Guaranteed 120% or Larger Cash Payout Per Event !

Guaranteed Minimum 1st Place Payout $1,000 Regardless Of Field Size!

20 Boat Field Payout: 1st- $1,000; 2nd-$750; 3rd- $500; 4th-$250

$250 Buckeye Sports Center/Mercury Marine Big Fish Bonus! 

$250 Lund Boats Contingency Bonus!

Win A Trip to Wildewood Lake Resort in Ontario Valued at $2,318!
Proceeds to Benefit : On Target Outfitters(501c3) - Youth Outdoors Charity www.ontargetoutfitters.org

Open Tournaments - Two Angler Team Format - Field Considered Full at 50 Boats
Entry Fee: $100 per event 

BSC/Mercury Big Fish Bonus (Proceeds to On Target Outfitters): $20 per team per event. Includes 3 raffle tickets per angler in the drawing for the Wildewood trip!Makes the team eligible for the BSC/Mercury $250 Big Fish Bonus !

*Details, Entry Forms and payment via PayPal at www.walleyemadness.net​*


----------



## sonar (Mar 20, 2005)

Was out this eve.. & the water level is another "FAT" foot lower,,when I launched,,,the depth behind the concrete ramp,came up to 3 ft. even,,,,,,,,last weekend ,when I was at the same place,,Jersey,, it was 4 ft. deep on the rocks,,behind the ramp.........the boulders/stones,,that are behind the ramp,,stick-up another 6-8 inches,, so all I'm saying is,,, the bigger rigs that launch there next Saturday,,,,,only back-up as far as you need to get the boat wet,& full tilt up on those Outboards,& or tail lights will get wrecked..........there is a trough/valley,, at the end of the concrete pavement,then it rises up about 9-12 inches at that very end,,just BE AWARE!! of this hazzard,,, GOOD LUCK!! to all participants!! & especially!! LJL/Mark,,John,,"Team Snappin"!! ----->>>>>sonar<<<<<-----


----------



## jcfishing (Nov 30, 2008)

Launched and loaded at Jersey St. ramp yesterday with no problems. Lund 2075 with 300 HP Verado and 9.9 on the back. Both lanes were fine and several other bigger boats launched an loaded with no problems.

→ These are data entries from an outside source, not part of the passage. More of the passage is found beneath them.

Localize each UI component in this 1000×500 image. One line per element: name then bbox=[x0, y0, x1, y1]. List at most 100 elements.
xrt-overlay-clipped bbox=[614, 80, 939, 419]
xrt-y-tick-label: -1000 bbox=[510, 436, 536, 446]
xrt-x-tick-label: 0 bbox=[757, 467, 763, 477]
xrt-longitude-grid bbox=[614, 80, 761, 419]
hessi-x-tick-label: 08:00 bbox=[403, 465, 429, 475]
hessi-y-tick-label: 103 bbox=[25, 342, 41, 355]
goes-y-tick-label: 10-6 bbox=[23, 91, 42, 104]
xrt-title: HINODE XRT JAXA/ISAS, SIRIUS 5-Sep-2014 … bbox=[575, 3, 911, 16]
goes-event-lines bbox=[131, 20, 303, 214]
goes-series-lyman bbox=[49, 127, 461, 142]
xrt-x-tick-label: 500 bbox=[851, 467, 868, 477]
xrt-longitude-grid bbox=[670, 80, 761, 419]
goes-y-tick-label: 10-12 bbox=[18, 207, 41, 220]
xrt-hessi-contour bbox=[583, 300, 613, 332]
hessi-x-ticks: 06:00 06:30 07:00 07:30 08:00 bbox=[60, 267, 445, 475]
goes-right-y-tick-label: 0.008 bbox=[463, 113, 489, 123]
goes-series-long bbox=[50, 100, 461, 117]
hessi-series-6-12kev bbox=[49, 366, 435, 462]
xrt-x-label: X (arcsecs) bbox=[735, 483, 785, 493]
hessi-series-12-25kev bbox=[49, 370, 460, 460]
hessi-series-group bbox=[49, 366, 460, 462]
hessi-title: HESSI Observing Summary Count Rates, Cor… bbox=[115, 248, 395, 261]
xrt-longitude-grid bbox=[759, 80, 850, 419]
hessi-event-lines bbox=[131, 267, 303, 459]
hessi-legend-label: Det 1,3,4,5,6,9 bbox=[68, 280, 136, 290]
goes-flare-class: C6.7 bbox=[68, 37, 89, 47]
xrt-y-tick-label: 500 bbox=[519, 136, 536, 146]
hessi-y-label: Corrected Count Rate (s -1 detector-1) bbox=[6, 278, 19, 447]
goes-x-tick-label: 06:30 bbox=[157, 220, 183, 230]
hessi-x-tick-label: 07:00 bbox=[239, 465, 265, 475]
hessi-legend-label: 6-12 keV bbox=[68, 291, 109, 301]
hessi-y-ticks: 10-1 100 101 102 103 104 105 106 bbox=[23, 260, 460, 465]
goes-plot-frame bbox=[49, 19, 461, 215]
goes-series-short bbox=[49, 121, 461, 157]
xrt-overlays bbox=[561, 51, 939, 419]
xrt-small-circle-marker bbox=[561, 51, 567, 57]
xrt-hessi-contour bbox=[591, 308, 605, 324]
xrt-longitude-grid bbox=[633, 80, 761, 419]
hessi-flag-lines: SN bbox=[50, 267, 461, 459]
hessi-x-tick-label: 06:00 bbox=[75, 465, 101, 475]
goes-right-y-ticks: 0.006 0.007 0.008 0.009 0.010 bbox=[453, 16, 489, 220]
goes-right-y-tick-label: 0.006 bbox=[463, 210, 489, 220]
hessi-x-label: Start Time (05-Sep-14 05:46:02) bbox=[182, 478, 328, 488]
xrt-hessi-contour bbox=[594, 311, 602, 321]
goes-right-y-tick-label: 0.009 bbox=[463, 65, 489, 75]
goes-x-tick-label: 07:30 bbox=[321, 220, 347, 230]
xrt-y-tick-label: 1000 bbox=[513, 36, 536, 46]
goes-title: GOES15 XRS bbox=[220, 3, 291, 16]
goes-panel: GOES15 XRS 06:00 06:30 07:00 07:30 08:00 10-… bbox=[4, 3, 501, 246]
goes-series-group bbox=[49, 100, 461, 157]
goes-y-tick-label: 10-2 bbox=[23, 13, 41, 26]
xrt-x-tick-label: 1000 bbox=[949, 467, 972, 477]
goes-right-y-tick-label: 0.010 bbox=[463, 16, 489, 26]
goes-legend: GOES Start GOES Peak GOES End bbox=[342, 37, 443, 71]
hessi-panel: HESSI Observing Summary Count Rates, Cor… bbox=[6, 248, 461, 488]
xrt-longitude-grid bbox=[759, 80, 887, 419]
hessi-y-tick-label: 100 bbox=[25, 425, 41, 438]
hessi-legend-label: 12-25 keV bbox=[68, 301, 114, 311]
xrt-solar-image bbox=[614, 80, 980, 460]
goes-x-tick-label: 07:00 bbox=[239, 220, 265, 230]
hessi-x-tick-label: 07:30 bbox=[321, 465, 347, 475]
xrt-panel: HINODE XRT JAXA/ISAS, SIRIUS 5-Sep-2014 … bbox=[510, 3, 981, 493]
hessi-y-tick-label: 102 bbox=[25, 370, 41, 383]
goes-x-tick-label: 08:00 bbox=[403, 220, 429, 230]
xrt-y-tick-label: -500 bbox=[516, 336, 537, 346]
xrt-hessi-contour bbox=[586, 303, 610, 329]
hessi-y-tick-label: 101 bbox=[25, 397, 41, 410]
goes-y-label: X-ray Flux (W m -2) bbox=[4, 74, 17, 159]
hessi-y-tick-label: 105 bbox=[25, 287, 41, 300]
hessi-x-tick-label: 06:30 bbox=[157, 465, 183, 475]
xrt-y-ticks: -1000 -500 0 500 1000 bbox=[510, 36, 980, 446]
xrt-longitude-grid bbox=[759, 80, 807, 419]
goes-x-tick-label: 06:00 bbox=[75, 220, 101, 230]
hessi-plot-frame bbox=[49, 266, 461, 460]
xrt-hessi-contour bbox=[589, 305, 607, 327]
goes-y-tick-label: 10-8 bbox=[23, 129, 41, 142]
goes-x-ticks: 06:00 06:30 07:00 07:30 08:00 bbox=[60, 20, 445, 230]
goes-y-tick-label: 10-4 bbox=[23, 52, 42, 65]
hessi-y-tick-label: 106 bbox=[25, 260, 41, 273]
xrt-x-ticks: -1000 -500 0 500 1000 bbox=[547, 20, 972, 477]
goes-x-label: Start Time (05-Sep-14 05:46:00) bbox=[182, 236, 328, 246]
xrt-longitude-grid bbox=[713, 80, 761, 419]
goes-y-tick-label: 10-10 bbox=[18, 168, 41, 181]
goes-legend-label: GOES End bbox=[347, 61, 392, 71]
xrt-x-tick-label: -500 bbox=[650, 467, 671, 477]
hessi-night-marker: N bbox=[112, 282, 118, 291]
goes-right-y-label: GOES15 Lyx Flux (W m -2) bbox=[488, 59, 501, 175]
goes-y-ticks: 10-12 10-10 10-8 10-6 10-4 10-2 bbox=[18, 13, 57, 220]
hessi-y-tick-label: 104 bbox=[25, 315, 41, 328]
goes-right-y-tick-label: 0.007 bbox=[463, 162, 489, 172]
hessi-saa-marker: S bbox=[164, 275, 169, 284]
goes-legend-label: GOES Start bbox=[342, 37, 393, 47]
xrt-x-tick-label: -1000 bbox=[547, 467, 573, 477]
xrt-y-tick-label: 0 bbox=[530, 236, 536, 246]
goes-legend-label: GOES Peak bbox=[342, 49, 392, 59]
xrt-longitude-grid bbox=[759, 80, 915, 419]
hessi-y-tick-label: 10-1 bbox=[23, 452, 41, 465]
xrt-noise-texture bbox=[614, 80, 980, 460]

Of course you should always be cautious this time of year as they lower the water levels, but the ramp seems fine.


----------



## louisvillefisherman (Jun 9, 2012)

Will the results of this tourney be posted in the N.E. Ohio Fishing Reports forum? Considering it would make for a great report, I hope it is!


----------



## ShakeDown (Apr 5, 2004)

Thread closed, as there's already a thread regarding this event in the Tournament forum.


----------